Certes, cette adaptation du roman de Marcel Pagnol est appliquée, on y retrouve certaines séquences-clés, de ce côté là, pas de problème. Le cadre provençal est en effet bien rendu, Claude Berri en fait un personnage à part entière, même si ce n'est pas non plus de la grande réalisation, mais au moins c'est bien cadré, on ne s'y se perd jamais. En même temps ce n'était pas bien difficile vu le nombre de personnages et lieux impliqués, mais voilà, il s'y dégage quelque chose de sympa, et si c'est plutôt classique de facture, ça vieillit plutôt bien, c'est bluffant de penser que c'est un film qui a plus de vingt ans.

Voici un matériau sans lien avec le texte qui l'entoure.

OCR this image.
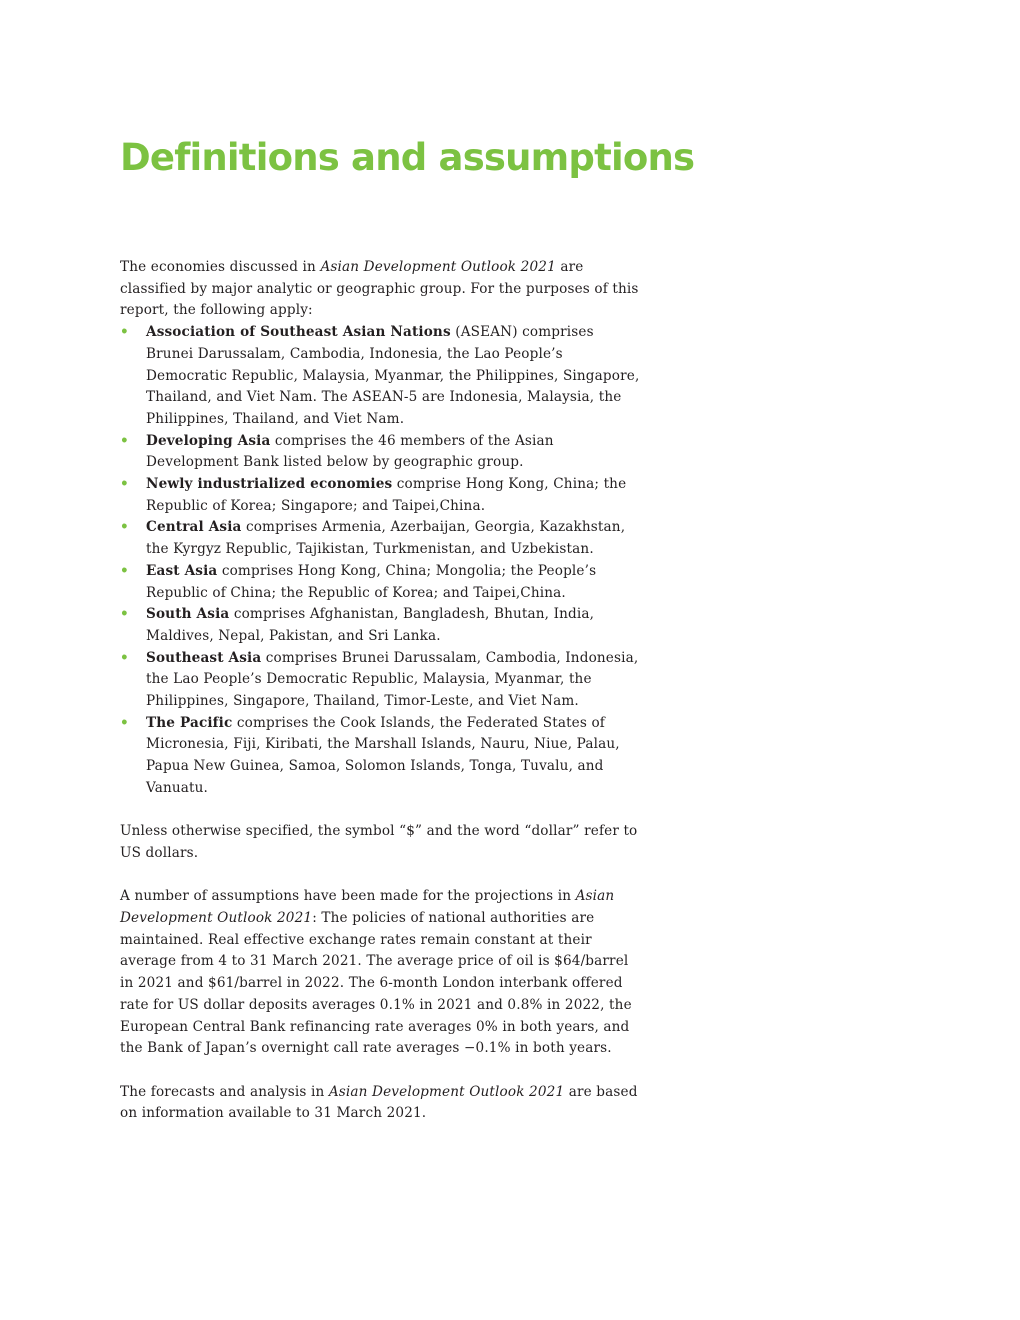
Definitions and assumptions

The economies discussed in Asian Development Outlook 2021 are classified by major analytic or geographic group. For the purposes of this report, the following apply:

• Association of Southeast Asian Nations (ASEAN) comprises Brunei Darussalam, Cambodia, Indonesia, the Lao People’s Democratic Republic, Malaysia, Myanmar, the Philippines, Singapore, Thailand, and Viet Nam. The ASEAN-5 are Indonesia, Malaysia, the Philippines, Thailand, and Viet Nam.
• Developing Asia comprises the 46 members of the Asian Development Bank listed below by geographic group.
• Newly industrialized economies comprise Hong Kong, China; the Republic of Korea; Singapore; and Taipei,China.
• Central Asia comprises Armenia, Azerbaijan, Georgia, Kazakhstan, the Kyrgyz Republic, Tajikistan, Turkmenistan, and Uzbekistan.
• East Asia comprises Hong Kong, China; Mongolia; the People’s Republic of China; the Republic of Korea; and Taipei,China.
• South Asia comprises Afghanistan, Bangladesh, Bhutan, India, Maldives, Nepal, Pakistan, and Sri Lanka.
• Southeast Asia comprises Brunei Darussalam, Cambodia, Indonesia, the Lao People’s Democratic Republic, Malaysia, Myanmar, the Philippines, Singapore, Thailand, Timor-Leste, and Viet Nam.
• The Pacific comprises the Cook Islands, the Federated States of Micronesia, Fiji, Kiribati, the Marshall Islands, Nauru, Niue, Palau, Papua New Guinea, Samoa, Solomon Islands, Tonga, Tuvalu, and Vanuatu.

Unless otherwise specified, the symbol “$” and the word “dollar” refer to US dollars.

A number of assumptions have been made for the projections in Asian Development Outlook 2021: The policies of national authorities are maintained. Real effective exchange rates remain constant at their average from 4 to 31 March 2021. The average price of oil is $64/barrel in 2021 and $61/barrel in 2022. The 6-month London interbank offered rate for US dollar deposits averages 0.1% in 2021 and 0.8% in 2022, the European Central Bank refinancing rate averages 0% in both years, and the Bank of Japan’s overnight call rate averages −0.1% in both years.

The forecasts and analysis in Asian Development Outlook 2021 are based on information available to 31 March 2021.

Ce que je reprocherais plutôt au film de Claude Berri, c'est son manque de souffle et son interprétation inégale (l'imitation parfois forcée de l'accent marseillais n'aide pas). Daniel Auteuil m'a plutôt convaincu, relativement touchant en tant qu'Ugolin, un pauvre bougre de paysan qui rêve d'un projet à la mesure de sa petite intelligence, de même que Gérard Depardieu dans sa partition enthousiaste de Jean Florette, cet homme de la ville aspirant, naïvement, à s'implanter dans la région en s'appuyant sur sa vision scientifique des choses en sous-estimant la dureté du coin. J'ai par contre beaucoup plus de réserves envers la prestation de Yves Montand en tant que Papet, son jeu du petit tyran officieux et machiavélique de la région manque tout simplement d'étincelles. Sinon le reste du village n'existe tout simplement pas et fait partie de la toile de fond (mais en ayant vu la suite juste après, cette absence apparente prend tout son sens).
Et c'est bien là le défaut majeur que j'adresse à cette adaptation certes honnête et assez fidèle (les personnages sont quand même beaucoup moins fouillés que dans le bouquin), mais qui manque tout simplement de souffle et donc de rythme. Ainsi, au choc du dénouement logique et implacable après une première partie pleine d'espoir, on ne croit pas plus que ça à la soudaine amitié d'Ugolin avec le bossu, ce qui nuit à l'émotion de la séquence finale, et on retiendra surtout la stupéfaction de la jeune Manon à qui sera consacré le deuxième morceau du diptyque de cette guerre de l'eau. Ce n'est pas mauvais, loin de là, c'est même assez plaisant à suivre, mais on y perd quand même beaucoup en lyrisme et en rusticité authentique par rapport au bouquin malgré l'effort de reconstitution effectué (de l'imitation des accents à la mise en valeur du cadre).